Dies mag umgangssprachlich als „Pragmatismus“ oder „Realitätsnähe“ bezeichnet werden, kann aber auch ebenso gut als Mangel gesehen werden. Immerhin würden derartige Vorgänge das Datenschutzrecht unterlaufen, auch wenn sie de facto eine menschliche und ebenso mechanische Handlung besitzen, wie es auch bei der Fiebermessung mit einem altmodischen Thermometer mit „Quecksilber“ anzusehen ist. Auch hier findet eine Darstellung eines Wertes (Körpertemperatur), sei es auf einem digitalen Display oder sei es physikalisch durch entsprechende Quecksilberveränderung statt.  Immerhin lässt sich hieraus eine Information zur Person, sogar zur noch besonders schutzwürdigen Gesundheit der Person, gewinnen und auch nach Maßstäben der Natur abbilden/darstellen, ohne sie zu speichern und ohne unmittelbar direkt personenbezogene Daten zu berühren. Ob diese mechanische/physikalische oder digitale Darstellung der Körpertemperatur des Menschen durch eine andere, handelnden Person nun erst dann den Datenschutzrecht unterfällt, wenn die gemessenen Werte auf einem Papier abgeschrieben und in einem Ordner systematisch abgeheftet werden (Dokumentation, Aufbewahrung), lässt sich sicherlich diskutieren.
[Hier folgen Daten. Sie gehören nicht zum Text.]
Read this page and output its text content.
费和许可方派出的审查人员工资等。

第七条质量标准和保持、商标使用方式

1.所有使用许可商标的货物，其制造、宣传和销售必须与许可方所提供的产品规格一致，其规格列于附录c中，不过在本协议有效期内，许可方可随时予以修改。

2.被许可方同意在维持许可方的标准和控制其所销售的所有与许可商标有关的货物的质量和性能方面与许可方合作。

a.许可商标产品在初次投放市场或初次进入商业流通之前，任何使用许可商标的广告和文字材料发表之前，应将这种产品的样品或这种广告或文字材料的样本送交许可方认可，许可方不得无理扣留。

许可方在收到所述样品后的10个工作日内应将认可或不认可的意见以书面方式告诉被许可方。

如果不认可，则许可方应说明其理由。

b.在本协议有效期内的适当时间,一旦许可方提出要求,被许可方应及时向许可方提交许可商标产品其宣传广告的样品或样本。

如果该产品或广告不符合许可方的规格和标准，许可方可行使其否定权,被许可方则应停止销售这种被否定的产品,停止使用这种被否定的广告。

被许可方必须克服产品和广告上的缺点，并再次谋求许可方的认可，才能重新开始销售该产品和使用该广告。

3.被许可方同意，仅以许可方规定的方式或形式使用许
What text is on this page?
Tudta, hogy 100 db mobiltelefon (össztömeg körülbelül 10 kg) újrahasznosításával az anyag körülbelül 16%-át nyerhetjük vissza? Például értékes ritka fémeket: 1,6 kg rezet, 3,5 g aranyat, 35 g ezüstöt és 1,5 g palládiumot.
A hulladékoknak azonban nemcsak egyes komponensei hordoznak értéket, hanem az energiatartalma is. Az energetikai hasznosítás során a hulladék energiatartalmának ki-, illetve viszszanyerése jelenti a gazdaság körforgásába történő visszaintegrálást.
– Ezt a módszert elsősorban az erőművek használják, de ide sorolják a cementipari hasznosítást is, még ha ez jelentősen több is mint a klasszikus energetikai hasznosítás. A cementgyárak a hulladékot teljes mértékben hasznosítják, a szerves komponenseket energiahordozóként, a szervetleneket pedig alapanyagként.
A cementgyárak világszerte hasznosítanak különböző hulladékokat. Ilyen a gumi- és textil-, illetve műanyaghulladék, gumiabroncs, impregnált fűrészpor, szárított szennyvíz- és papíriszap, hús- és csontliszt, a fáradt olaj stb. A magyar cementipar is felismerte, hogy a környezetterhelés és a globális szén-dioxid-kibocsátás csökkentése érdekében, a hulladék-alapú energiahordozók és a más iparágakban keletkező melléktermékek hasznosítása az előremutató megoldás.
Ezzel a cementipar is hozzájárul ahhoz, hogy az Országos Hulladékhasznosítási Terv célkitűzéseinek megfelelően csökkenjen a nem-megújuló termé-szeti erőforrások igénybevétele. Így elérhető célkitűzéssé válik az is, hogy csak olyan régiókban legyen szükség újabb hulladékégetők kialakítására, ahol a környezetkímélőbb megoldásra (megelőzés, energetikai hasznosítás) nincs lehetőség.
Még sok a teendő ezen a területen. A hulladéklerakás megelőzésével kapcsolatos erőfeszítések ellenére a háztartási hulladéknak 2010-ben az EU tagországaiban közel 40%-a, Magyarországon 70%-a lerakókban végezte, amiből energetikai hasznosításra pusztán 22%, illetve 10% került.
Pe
In einem anderen Bereich, dem Patientengeheimnis, würde hier schon die Information („die Person hat Fieber“) ausreichend sein, um den rechtlichen Schutzumfang zu genießen.

Fazit

Im konkreten Fall erscheint die Differenzierung etwas unverständlich. Es lässt sich gut vertreten, dass die analoge Messung der Körpertemperaturen aus dem Anwendungsbereich der DSGVO (und hier: Der Datenschutzverordnung der EU-Institutionen) fällt, jedoch daran anschließende Dokumentations- und Verarbeitungsvorgänge gleichwohl und auch erst dann das Datenschutzrecht eröffnen. Allerdings besteht hier die Gefahr, dass eine Regelungslücke bewusst ausgenutzt und das Datenschutzrecht umgangen wird. Wird hingegen einem Besucher nur der Zugang zum Museum verwehrt und hat dieser noch gar kein Ticket gekauft, wären die Folgen eher gering. Würde ein solcher Test bei Angestellten vorgenommen werden und könnten diese dann nicht zur Arbeit erscheinen bzw. müssten sich krankmelden, wäre der Vorgang unter Umständen anders zu beurteilen.